Just now the UN has announced it is withdrawing all non-essential staff from Syria and “put those who remain in the country on standby to move to places of safety”. Other reports say that a key Syrian foreign ministry official has decamped for Britain under circumstances that are still unclear.
Reports say that Russia has is preparing to evacuate its nationals from Syria [fixed]. “According to the Kremlin’s Middle East envoy Mikhail Bogdanov, Russian emergency services have reserved several planes to evacuate Russian nationals from Syria. These people are officials, engineers and Russian wives.”
Vladimir Putin has met with Turkish PM Erdogan today on “a trip focused on resolving sharp differences over the near 21-month conflict raging in Syria”
The Economist speculates that Assad may be shortening his lines and preparing to move his troops into the long-mooted Alawite enclave. It is giving up untenable swathes of the north and falling back, possibly taking its chemical weapons with it.

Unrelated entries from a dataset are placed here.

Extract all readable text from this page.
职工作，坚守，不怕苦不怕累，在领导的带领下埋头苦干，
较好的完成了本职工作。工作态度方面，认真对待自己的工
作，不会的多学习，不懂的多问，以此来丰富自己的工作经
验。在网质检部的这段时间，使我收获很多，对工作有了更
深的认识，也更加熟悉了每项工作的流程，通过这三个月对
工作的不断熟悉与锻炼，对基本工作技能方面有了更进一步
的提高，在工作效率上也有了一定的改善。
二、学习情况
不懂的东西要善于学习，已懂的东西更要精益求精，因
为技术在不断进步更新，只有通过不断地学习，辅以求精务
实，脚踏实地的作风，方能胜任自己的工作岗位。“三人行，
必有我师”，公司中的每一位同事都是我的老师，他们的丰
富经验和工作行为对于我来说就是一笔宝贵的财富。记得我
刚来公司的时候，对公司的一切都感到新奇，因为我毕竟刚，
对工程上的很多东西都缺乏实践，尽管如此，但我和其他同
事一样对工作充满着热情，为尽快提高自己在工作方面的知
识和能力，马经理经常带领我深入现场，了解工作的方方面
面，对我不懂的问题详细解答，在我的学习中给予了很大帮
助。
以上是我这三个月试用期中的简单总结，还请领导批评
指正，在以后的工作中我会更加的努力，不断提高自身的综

The regime has proved remarkably reluctant to pull garrisons and bases out of northern areas largely controlled by the rebels, but it may soon be forced to consolidate in Damascus and up the highway to Latakia, the coastal heartland of the Alawite sect, to which the ruling Assads belong. The government has already largely withdrawn its forces from the east, where rebels have moved in from the Iraqi border to the edge of Deir Ezzor, the main city in the region, snatching bases along the way. Military analysts now suspect it may do the same in the rural areas of Aleppo and Idleb in the north.
That may be what Hillary hopes for. Obama administration inaction has left it woefully unprepared to handle an Assad collapse in place. Now everything may depend on how well Assad’s generals can retreat under fire.
What seems obvious is that the crisis in Syria may come to a head before the US decides whether it will support the Syrian rebels. The speed of the events may have caught the administration, as ever, by surprise. It seems more than possible that Assad’s chemical weapons will either be used in the last spasms of the regime or fall into the hands of whoever controls the ground.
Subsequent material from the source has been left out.